Gabriel Schoenfeld, who advised Romney’s 2012 presidential campaign and is now Hudson Institute senior fellow, said in his review of Victor Davis Hanson’s new book, The Case for Trump, that those in the think tank and academics setting who praise Trump’s presidency are comparable to those who gave a favorable appraisal of Nazi leader Adolf Hitler and the Soviet Union’s Joseph Stalin in the early 20th century.

Hanson is a military historian and a senior fellow at the Hoover Institution at Stanford University.

“Anyone with an iota of historical awareness is familiar with the fact that intellectuals in Europe and the United States lauded Joseph Stalin even as he sent millions to the Gulag and their death. By the same token, Adolf Hitler, one of the 20th century’s other mega-mass murderers, also found his share of admirers in the academy, among them such brilliant minds as Carl Schmitt and Martin Heidegger,” Schoenfeld, who is advertised as an “public intellectual” on his speaker’s page, wrote in his review of the book.

“An entire branch of Western scholarship was devoted to the adulation of the genocidal Mao Tse-tung,” he added. “Whatever Trump’s authoritarian tendencies, it is a grotesque absurdity to compare him to history’s most terrible tyrants. My point is something else: If such monsters could find admirers among the highly educated, it is unsurprising that our infantile, ignorant leader has found an assortment of professors to sing his praises.”

In his book, Hanson praised Trump for the way in which he has navigated the morass of the “deep state,” the layers of bureaucracy, and political appointees that many Republicans argue are stymied the government’s ability to enact the president’s policies.

By working to dismantle “a state within a state,” Hanson says Trump has been able to shift away from he sarcastically calls “the judicious wise-men” of Washington, D.C., and embrace social and economic policies for which conservatives have clamored but have been ignored by perpetrators of “deep state.”

Schoenfeld, however, refutes Hanson’s assessment, saying that his examination of the Trump “tot lot” approach is not careful and thoroughly thought-out.

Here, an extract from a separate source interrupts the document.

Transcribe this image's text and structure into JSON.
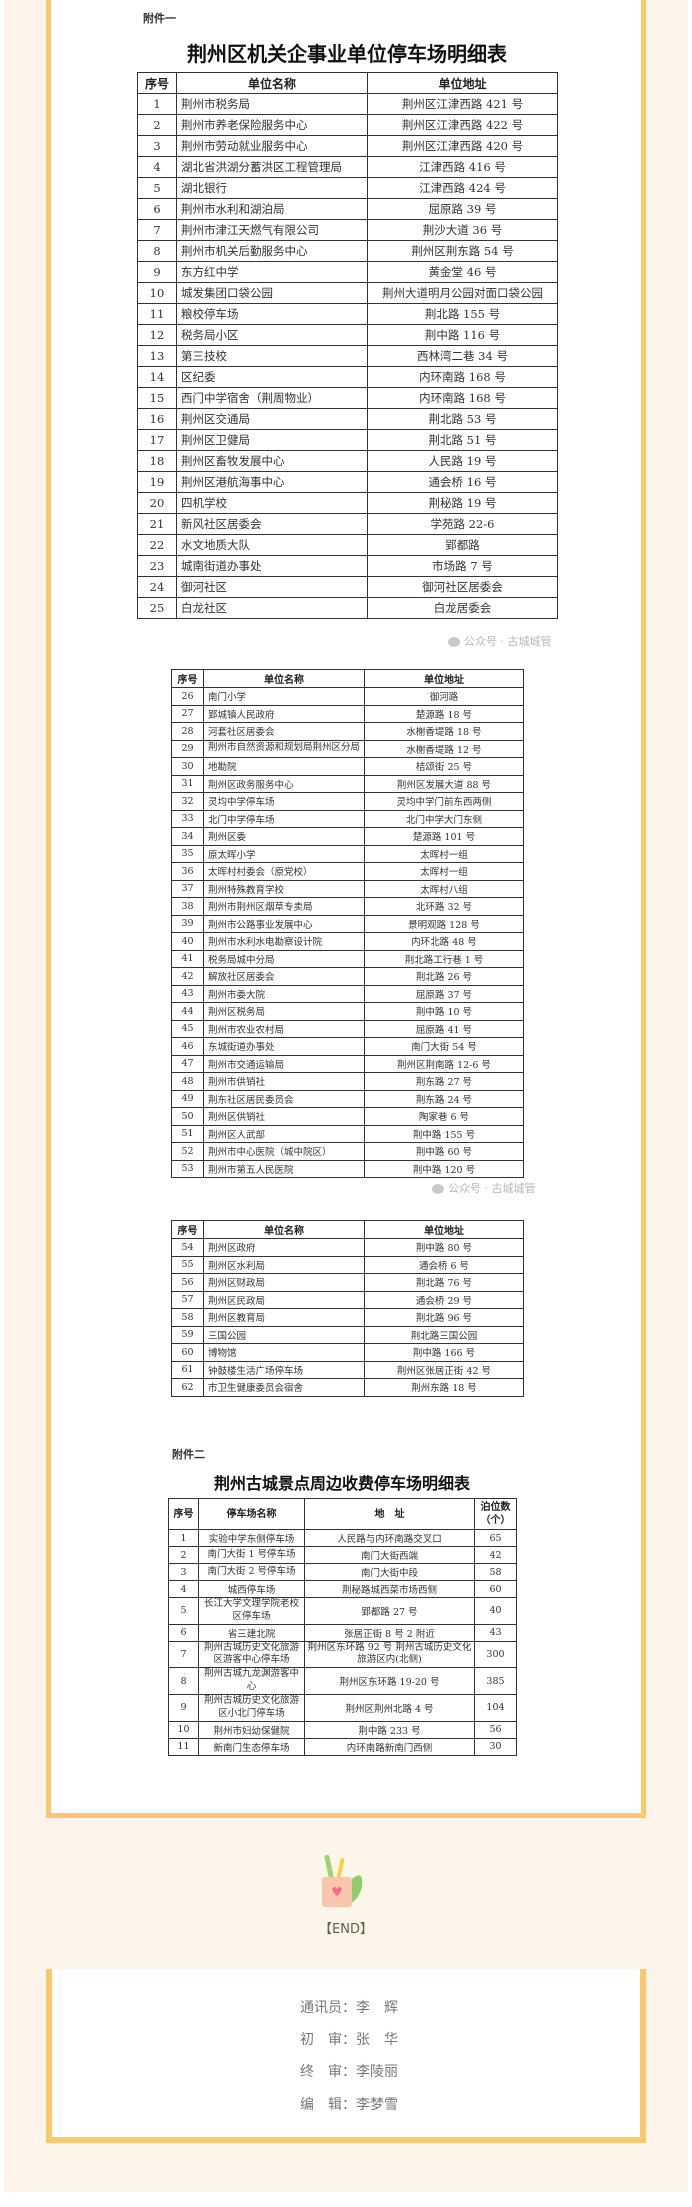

He says, “Trump lies habitually. It seems that those like Hanson who choose to burnish the Trump cult must do so as well. At one point in his narrative, Hanson writes that ‘Loyalty or reciprocity were always Trump’s first ethical commandments.'”

The former Romney adviser wrote an assessment of the Romney campaign in 2013, his version of the Romney autopsy report highlighting critical failures of the 2012 presidential campaign against Barack Obama. He accused candidate Romney of not relying enough on his policy advisers and vetting policy stances which resulted in hurtful blunders.